Серов попытался подняться. Но его тут же придавили к полу Цыган и, видимо, переставший обижаться на Глобурду Полкаш…
– Тащи его к свету! Сюды! – забился в крике Глобурда, и Серова испугал изменившийся голос ординатора. Игривости и театральности в голосе – как не бывало, была неприкрытая, парализующая злоба и ненависть.
Через минуту Серов оказался на том же столе, на котором лежала недавно Рози Келлер, жертва ненасытного маркиза, когда-то проводившего в ближнем парижском пригороде Аркюэле анатомические сеансы любви, хорошо помогавшие раскрытию заговоров. Серова, правда, на стол укладывать не стали, а просто усадили на него и держали за плечо и за руки. Держали Цыган и Титановый Марик, Полкаш ушмыгнул куда-то за портьеры.
– Йод! Ножницы! Гребенку! – скомандовал Глобурда, и тут же явился Полкаш с ножницами в руках и с ходу начал резать роскошные, зачесанные назад, темно-каштановые, чуть вьющиеся серовские волосы.
Серов попробовал было от ножниц увернуться, однако держали его крепко. От безудержного гнева и тлеющей под этим гневом тревоги Серов сдавленно завыл, попробовал куснуть Марика за руку. Марик руку убрал, а на помощь цирюльникам подоспела медсестра Лиля с пузырьком йода в руках.
Тем временем Полкаш грубо, но весьма ловко – как будто в свободное от военной службы время он только тем и занимался, что стриг подчиненным волосы, – тем временем Полкаш, срезав основную массу серовских волос, добыл из кармана опасную бритву.
– Так я согласный… Так оно справней будет… – буркотал полковник и, высунув язык, водил аккуратно бритвой по круглой, теперь уже послушной серовской голове.
Как ни старался Полкаш, побрить гладко, побрить без крови не удалось. Серов почувствовал вдруг сильное жжение, две-три тепловатые струйки потекли медленно с темечка к вискам, к шее.
– Лилька! – взвизгнул снова Глобурда. – Не видишь, что ль? Больному помощь требуется!
Недавно голая, а теперь одетая, но все одно тайно разнузданная, сотканная из мягкого лукавства, вся прошпиленная дерзостью Лилька ойкнула и, выйдя из минутного оцепененья, стала сноровисто и быстро обрабатывать ваткой, густо смоченной раствором йода, голову Серова.

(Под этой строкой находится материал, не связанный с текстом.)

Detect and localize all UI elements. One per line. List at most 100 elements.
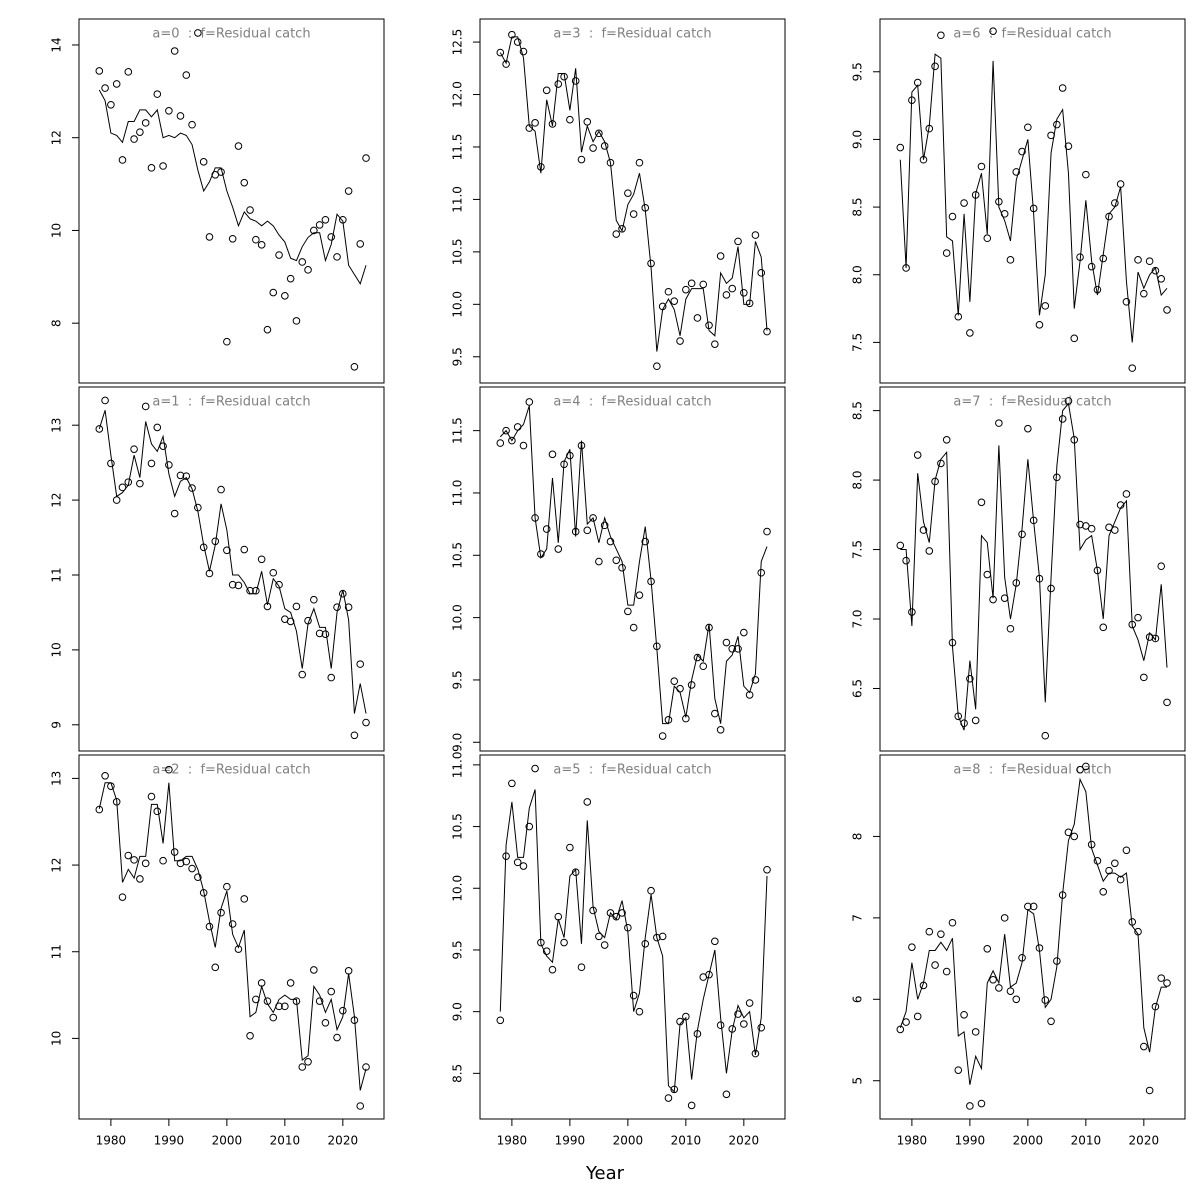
data-point bbox=[310, 966, 318, 974]
y-tick-label: 12 bbox=[50, 130, 64, 145]
data-point bbox=[925, 927, 934, 936]
data-point bbox=[194, 873, 202, 882]
data-point bbox=[1122, 846, 1131, 855]
data-point bbox=[908, 943, 916, 951]
data-point bbox=[548, 965, 557, 974]
data-point bbox=[618, 909, 626, 917]
data-point bbox=[141, 402, 150, 411]
data-point bbox=[240, 178, 249, 187]
data-point bbox=[1006, 987, 1015, 995]
y-tick-label: 10 bbox=[50, 1031, 64, 1046]
x-tick-label: 1980 bbox=[897, 1134, 928, 1148]
data-point bbox=[165, 107, 173, 115]
y-tick-label: 11.5 bbox=[451, 134, 465, 161]
data-point bbox=[508, 779, 516, 788]
data-point bbox=[321, 1019, 330, 1027]
data-point bbox=[292, 602, 301, 611]
data-point bbox=[595, 557, 603, 566]
data-point bbox=[705, 970, 713, 979]
data-point bbox=[281, 1002, 289, 1011]
y-tick-label: 10.0 bbox=[451, 875, 465, 902]
y-tick-label: 9.0 bbox=[451, 733, 465, 752]
data-point bbox=[112, 80, 121, 88]
y-tick-label: 8.0 bbox=[851, 265, 865, 284]
data-point bbox=[1140, 289, 1148, 298]
data-point bbox=[124, 68, 133, 76]
data-point bbox=[1163, 698, 1171, 707]
data-point bbox=[716, 252, 725, 260]
data-point bbox=[95, 425, 104, 433]
x-tick-label: 1990 bbox=[154, 1134, 185, 1148]
data-point bbox=[711, 937, 719, 946]
y-tick-label: 14 bbox=[50, 37, 64, 52]
data-point bbox=[989, 975, 997, 984]
panel-title: a=8 : f=Residual catch bbox=[953, 763, 1111, 778]
data-point bbox=[1157, 974, 1166, 982]
y-tick-label: 11 bbox=[50, 567, 64, 582]
y-tick-label: 11.0 bbox=[451, 752, 465, 779]
panel-title: a=6 : f=Residual catch bbox=[953, 27, 1111, 42]
data-point bbox=[542, 525, 551, 533]
panel-title: a=0 : f=Residual catch bbox=[152, 27, 310, 42]
data-point bbox=[170, 509, 179, 518]
data-point bbox=[919, 526, 928, 534]
data-point bbox=[525, 398, 534, 406]
data-point bbox=[687, 1101, 696, 1110]
panel-title: a=2 : f=Residual catch bbox=[152, 763, 310, 778]
data-point bbox=[1134, 256, 1142, 264]
data-point bbox=[693, 653, 702, 662]
data-point bbox=[635, 1007, 644, 1016]
data-point bbox=[124, 851, 133, 860]
data-point bbox=[141, 119, 150, 127]
y-tick-label: 8 bbox=[50, 319, 64, 327]
y-tick-label: 10.0 bbox=[451, 604, 465, 631]
fitted-line bbox=[499, 36, 768, 352]
data-point bbox=[745, 999, 754, 1007]
y-tick-label: 7.5 bbox=[851, 540, 865, 559]
y-tick-label: 8 bbox=[851, 833, 865, 841]
data-point bbox=[118, 893, 127, 901]
data-point bbox=[1140, 1042, 1148, 1051]
data-point bbox=[1041, 731, 1050, 740]
data-point bbox=[1157, 562, 1166, 571]
data-point bbox=[757, 269, 766, 277]
panel-title: a=7 : f=Residual catch bbox=[953, 395, 1111, 410]
data-point bbox=[1000, 914, 1009, 922]
data-point bbox=[234, 581, 243, 590]
data-point bbox=[304, 1058, 312, 1066]
x-tick-label: 2010 bbox=[1071, 1134, 1102, 1148]
data-point bbox=[1018, 147, 1026, 156]
panel: a=2 : f=Residual catch 10 11 12 13 1980 1990 20… bbox=[50, 754, 385, 1148]
data-point bbox=[1012, 168, 1021, 176]
data-point bbox=[1134, 613, 1142, 622]
data-point bbox=[629, 623, 638, 632]
data-point bbox=[1076, 765, 1084, 774]
data-point bbox=[653, 362, 661, 371]
panel: a=6 : f=Residual catch 7.5 8.0 8.5 9.0 9.5 bbox=[851, 18, 1186, 384]
y-tick-label: 8.5 bbox=[451, 1064, 465, 1083]
data-point bbox=[658, 732, 667, 740]
data-point bbox=[566, 115, 574, 124]
data-point bbox=[327, 987, 336, 996]
data-point bbox=[182, 71, 191, 79]
data-point bbox=[1082, 170, 1090, 179]
data-point bbox=[107, 100, 115, 109]
data-point bbox=[716, 726, 725, 734]
data-point bbox=[699, 662, 708, 671]
x-tick-label: 1990 bbox=[955, 1134, 986, 1148]
data-point bbox=[286, 979, 295, 987]
data-point bbox=[240, 895, 249, 903]
data-point bbox=[612, 230, 621, 238]
data-point bbox=[606, 537, 615, 546]
data-point bbox=[682, 285, 690, 294]
data-point bbox=[711, 340, 719, 348]
data-point bbox=[670, 297, 679, 305]
data-point bbox=[101, 772, 109, 780]
data-point bbox=[159, 856, 167, 865]
data-point bbox=[960, 199, 968, 207]
data-point bbox=[1064, 142, 1073, 150]
panel-title: a=4 : f=Residual catch bbox=[553, 395, 711, 410]
data-point bbox=[525, 822, 534, 831]
data-point bbox=[589, 144, 597, 152]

И здесь подала голос «телеведущая».
В черном до полу платье, закутанная платком по брови, она напомнила Царицу Ночи, во всяком случае, какое-то похожее сравнение родилось в бритой, болтающейся на тонковатой шее голове Серова.
– Чего вы с ним церемонитесь? – переливая в голосе закипающую сталь, медленно выкликнула Царица. – Рвите волосы! Выжигайте бороду! Выдирайте из него с корнем весь этот клоунизм, всю заразу юродства!